The schema above is deliberately minimal. In practice you will want to experiment with strategies for keeping the memory store useful as it grows. Some ideas:

* **Weighted memories** — add a `weight REAL` column and boost or penalize memories based on whether the agent found them useful after retrieval. Use an exponential moving average to update weights over time.
* **Time decay** — multiply a recency factor into the retrieval ranking so that stale memories rank lower.
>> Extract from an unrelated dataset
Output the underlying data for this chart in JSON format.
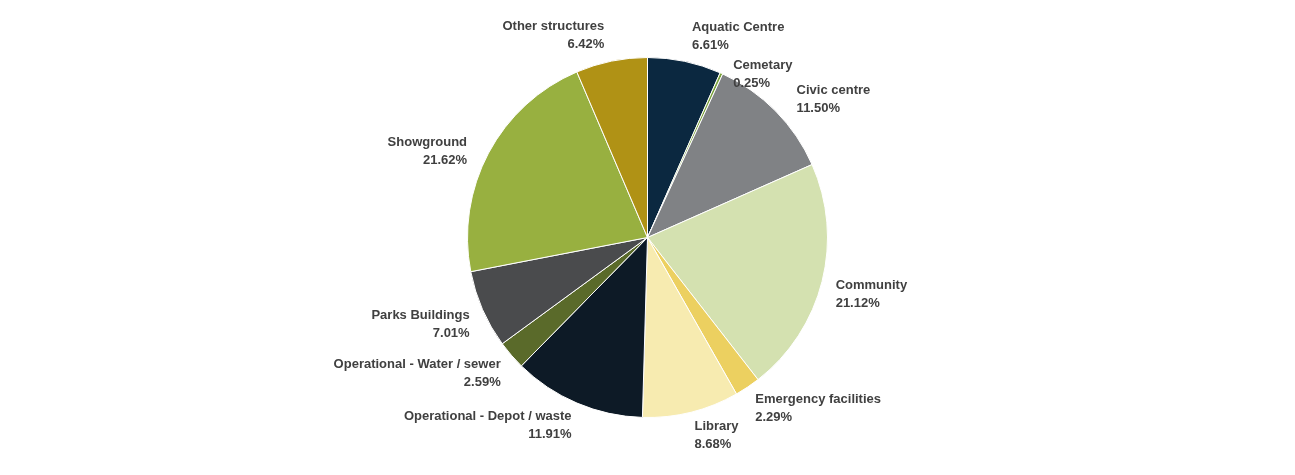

For example: `(1.0 - distance) * POWER(0.95, days_since_last_retrieved)`.
* **Garbage collection** — periodically remove memories with low weight and high retrieval count (retrieved often, never useful), or memories that have never been retrieved after a threshold period.
* **Task scoring** — track outcome metrics (tokens used, errors, corrections) per task and use them to compute a credit signal for the memories that were retrieved during that task.
* **Retrieval attribution** — add a join table `(memory_id, task_id, similarity, credit)` to record exactly which memories were used in each task and how they were rated.

<Warning>
  There is no single best approach — the right strategy depends on your agent's workload, how often memories are created, and how aggressively you want to prune. Start simple and iterate.
</Warning>

## Example

[memelord](https://github.com/glommer/memelord) is an MCP server and hooks system that implements this pattern with reinforcement learning and weight decay as a persistent memory layer for AI coding agents.